Light goods carriers have become popular as a second year of record food grain harvest and unprecedented government prices for crops boosts rural income and demand. India raised the minimum price of paddy by 16 percent to a record 1,250 rupees per 100 kilograms for the 2012-2013 crop season.
“LCVs have replaced 3-wheelers and pickup trucks for the last mile connectivity,” said Mahantesh Sabarad, an analyst at Fortune Equity Brokers India Ltd. in Mumbai. “It’s much more economical to use an LCV over a pickup as the fuel economy is better.”
Competition is increasing for Ashok Leyland in its main business as overseas rivals lured by rising demand build local factories. Sales of medium and heavy trucks are forecast to almost double to 500,000 vehicles by 2020 from 270,000 last year, according to IHS Automotive.
Deliveries of the company’s heavy and medium trucks declined 3.5 percent to 60,480 units in the year ended March 31, compared with the industrywide increase of 8.8 percent, a trade group’s data show. The company has seven truck and bus factories in India and sells through more than 400 outlets.
Daimler, the world’s biggest truckmaker, this year opened a factory to build carriers ranging from six tons to 49 tons in India. Daimler will unveil 17 models by 2014, and the factory will be able to initially produce 36,000 trucks a year, Daimler said in April.
Mahindra partnered Navistar International Corp. in 2005 to build trucks, while Volvo AB, the world’s No. 2 truck maker, invested $275 million in a venture with Eicher to make vehicles in India in 2008.
Tata Motors, the owner of Jaguar Land Rover, controls 62 percent of the large and medium truck market, according to data from the Society of Indian Automobile Manufacturers. Ashok Leyland’s share dropped to 20 percent in the year to March 31, compared with 23 percent in the year-ago period. Eicher’s share rose 1 percentage point to 11 percent, data show.

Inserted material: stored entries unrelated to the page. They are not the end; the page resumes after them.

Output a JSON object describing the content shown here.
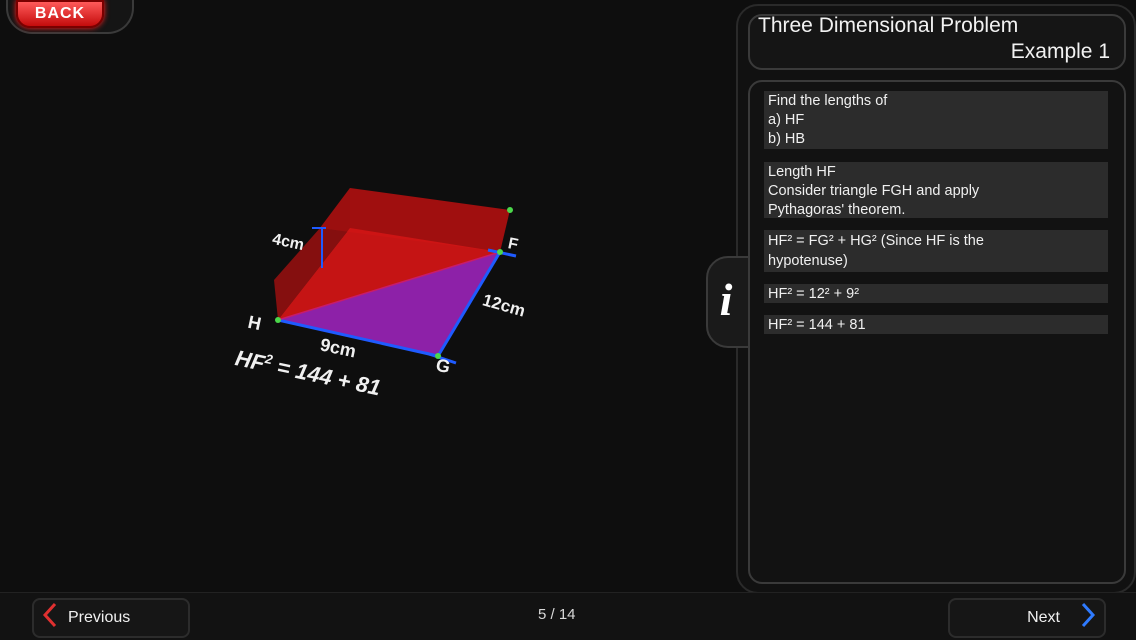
{
  "header": {
    "back_label": "BACK"
  },
  "panel": {
    "title_line1": "Three Dimensional Problem",
    "title_line2": "Example 1",
    "steps": [
      {
        "lines": [
          "Find the lengths of",
          "a) HF",
          "b) HB"
        ]
      },
      {
        "lines": [
          "Length HF",
          "Consider triangle FGH and apply",
          "Pythagoras' theorem."
        ]
      },
      {
        "lines": [
          "HF² = FG² + HG² (Since HF is the",
          "hypotenuse)"
        ]
      },
      {
        "lines": [
          "HF² = 12² + 9²"
        ]
      },
      {
        "lines": [
          "HF² = 144 + 81"
        ]
      }
    ],
    "info_icon": "i"
  },
  "scene": {
    "labels": {
      "h": "H",
      "f": "F",
      "g": "G",
      "height": "4cm",
      "length": "12cm",
      "width": "9cm"
    },
    "equation": {
      "lhs": "HF",
      "exp": "2",
      "rhs": "= 144 + 81"
    },
    "colors": {
      "box": "#d01515",
      "triangle": "#8a22b0",
      "edge": "#1f5bff",
      "point": "#4bd84b"
    }
  },
  "footer": {
    "previous_label": "Previous",
    "next_label": "Next",
    "page_indicator": "5 / 14",
    "prev_icon": "chevron-left-icon",
    "next_icon": "chevron-right-icon"
  }
}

“The times are tough for Ashok Leyland,” said Umesh Karne, an analyst at Brics Securities Ltd. in Mumbai. “For the last one year, the Indian commercial vehicles market has been under pressure.”
Among the 25 products planned for this year include Ashok Leyland’s first front-engine, flat bus and a 37-ton truck both described as “game changing products,” by Dasari.
The company also plans to export trucks to South America, Southeast Asia and west Africa to boost revenue, Dasari said. Sales overseas contributed about 11 percent of total in the year ended March 31.
“We believe that with the light commercial vehicles and growth in exports, Ashok Leyland will be able to grow market share,” said Sabarad of Fortune Equity, who advises buying the shares. “A set of new products and better marketing spend will help them.”